Saturday, August 13, 2011

Eomer Shield Tam

I was fortunate enough to participate in my first ever test-knit this spring: the Eomer Shield Tam by designer KYMaggie. It was a terrific experience!! Using several shades of KnitPicks Palette from my stash (mostly leftovers or unused colors from the Bunny Mittens), I got to indulge my love for Celtic scrollwork, not to mention The Lord of the Rings, and to put all my academic proofreading skills to good use in service of the fiber arts, especially to ensure that the line-by-line written instructions accurately mirrored the complex chart.

The design was based on an unused concept drawing for Eomer's shield from the LOTR movies. It is knitted seamlessly in-the-round, starting with a band of corrugated ribbing for the brim, followed by a colorwork panel running underneath the crown, and then the crown itself, worked inward toward the center.

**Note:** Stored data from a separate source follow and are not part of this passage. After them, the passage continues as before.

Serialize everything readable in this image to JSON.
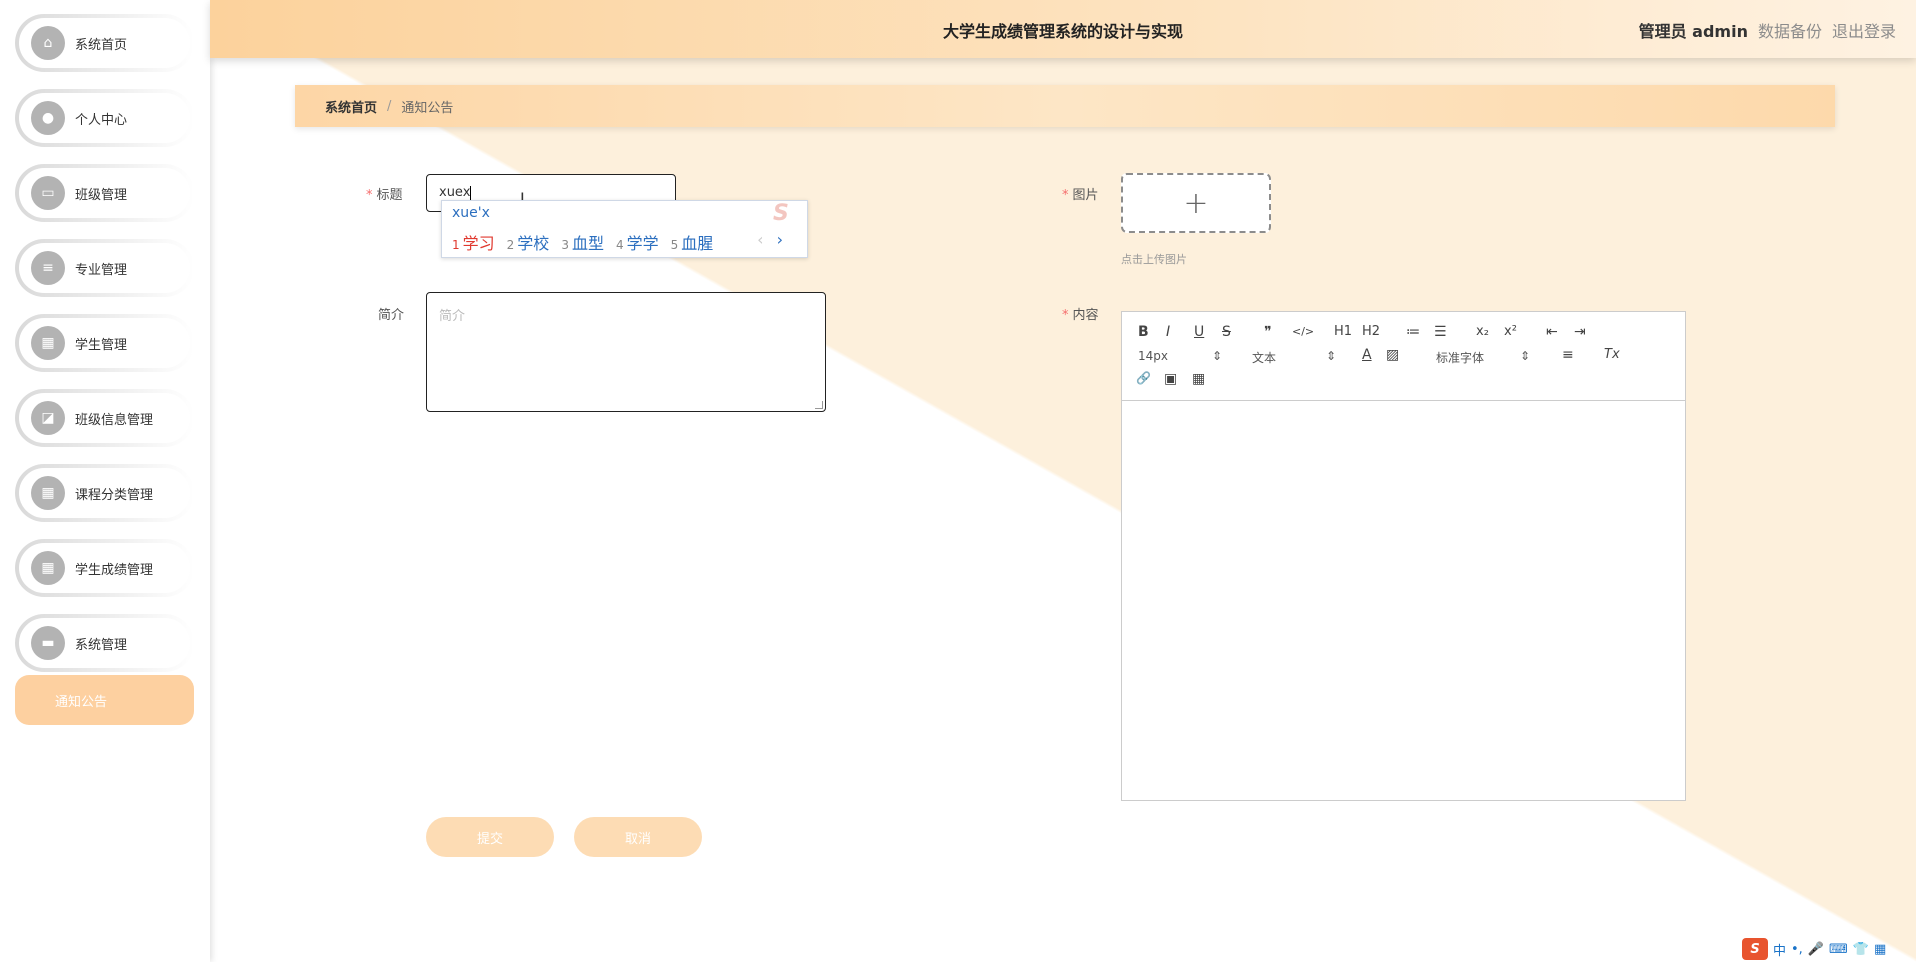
{
  "header": {
    "title": "大学生成绩管理系统的设计与实现",
    "user": "管理员 admin",
    "backup": "数据备份",
    "logout": "退出登录"
  },
  "sidebar": {
    "items": [
      {
        "label": "系统首页",
        "icon": "home-icon"
      },
      {
        "label": "个人中心",
        "icon": "user-icon"
      },
      {
        "label": "班级管理",
        "icon": "chat-icon"
      },
      {
        "label": "专业管理",
        "icon": "list-icon"
      },
      {
        "label": "学生管理",
        "icon": "grid-icon"
      },
      {
        "label": "班级信息管理",
        "icon": "chart-icon"
      },
      {
        "label": "课程分类管理",
        "icon": "grid-icon"
      },
      {
        "label": "学生成绩管理",
        "icon": "grid-icon"
      },
      {
        "label": "系统管理",
        "icon": "monitor-icon"
      }
    ],
    "active": "通知公告"
  },
  "breadcrumb": {
    "home": "系统首页",
    "separator": "/",
    "current": "通知公告"
  },
  "form": {
    "title_label": "标题",
    "title_value": "xuex",
    "intro_label": "简介",
    "intro_placeholder": "简介",
    "image_label": "图片",
    "image_plus": "+",
    "image_tip": "点击上传图片",
    "content_label": "内容",
    "submit": "提交",
    "cancel": "取消"
  },
  "ime": {
    "composition": "xue'x",
    "candidates": [
      {
        "n": "1",
        "w": "学习"
      },
      {
        "n": "2",
        "w": "学校"
      },
      {
        "n": "3",
        "w": "血型"
      },
      {
        "n": "4",
        "w": "学学"
      },
      {
        "n": "5",
        "w": "血腥"
      }
    ],
    "prev": "‹",
    "next": "›"
  },
  "editor": {
    "bold": "B",
    "italic": "I",
    "underline": "U",
    "strike": "S",
    "quote": "❞",
    "code": "</>",
    "h1": "H1",
    "h2": "H2",
    "ol": "≔",
    "ul": "☰",
    "sub": "x₂",
    "sup": "x²",
    "outdent": "⇤",
    "indent": "⇥",
    "size": "14px",
    "header": "文本",
    "font": "标准字体",
    "align": "≡",
    "clean": "Tx",
    "link": "🔗",
    "image": "▣",
    "video": "▦"
  },
  "tray": {
    "logo": "S",
    "lang": "中",
    "punct": "•,",
    "mic": "🎤",
    "kbd": "⌨",
    "skin": "👕",
    "apps": "▦"
  },
  "colors": {
    "accent": "#fdd0a0",
    "header": "#fcd29c",
    "required": "#f56c6c",
    "ime_blue": "#2c6fbf"
  }
}
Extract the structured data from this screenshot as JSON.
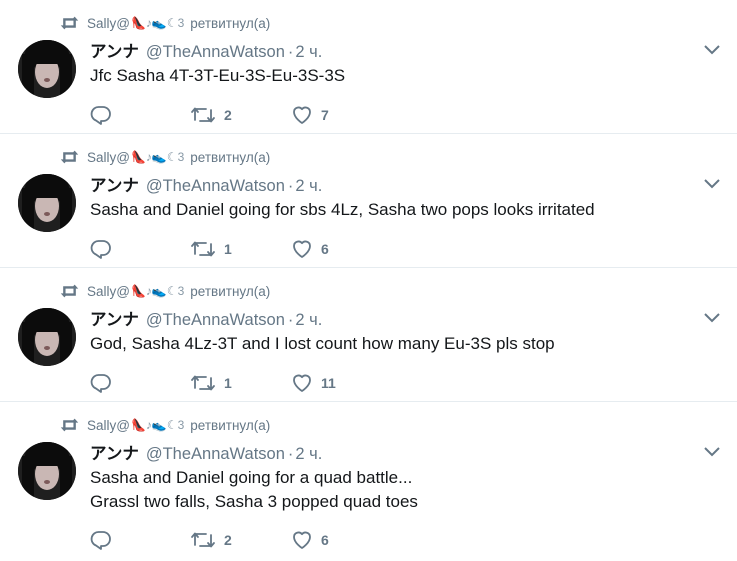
{
  "retweet_label": "ретвитнул(а)",
  "retweeter_name": "Sally@",
  "retweeter_emoji": "👠♪👟☾3",
  "author_name": "アンナ",
  "author_handle": "@TheAnnaWatson",
  "dot": "·",
  "colors": {
    "icon": "#657786",
    "border": "#e6ecf0",
    "text": "#14171a",
    "secondary": "#657786"
  },
  "tweets": [
    {
      "time": "2 ч.",
      "text_lines": [
        "Jfc Sasha 4T-3T-Eu-3S-Eu-3S-3S"
      ],
      "replies": "",
      "retweets": "2",
      "likes": "7"
    },
    {
      "time": "2 ч.",
      "text_lines": [
        "Sasha and Daniel going for sbs 4Lz, Sasha two pops looks irritated"
      ],
      "replies": "",
      "retweets": "1",
      "likes": "6"
    },
    {
      "time": "2 ч.",
      "text_lines": [
        "God, Sasha 4Lz-3T and I lost count how many Eu-3S pls stop"
      ],
      "replies": "",
      "retweets": "1",
      "likes": "11"
    },
    {
      "time": "2 ч.",
      "text_lines": [
        "Sasha and Daniel going for a quad battle...",
        "Grassl two falls, Sasha 3 popped quad toes"
      ],
      "replies": "",
      "retweets": "2",
      "likes": "6"
    }
  ]
}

I had great fun with this project, and enjoyed learning new techniques for combining stranded colorwork with cables. The colors kept weaving over and under each other, to create an intricate embossed texture reminiscent of fine metallurgy. There was marvelous attention to detail throughout. The one element that I found slightly tricky was the motif similar to a fleur-de-lis that appears at the four cardinal points where the brim meets the crown, but it came out beautifully by carefully following the detailed instructions. Past that point, it was incredibly smooth sailing to the end. For some reason the magic of blocking a tam on a dinner plate never seems to grow old for me. I love how this piece turned out, and it fits great.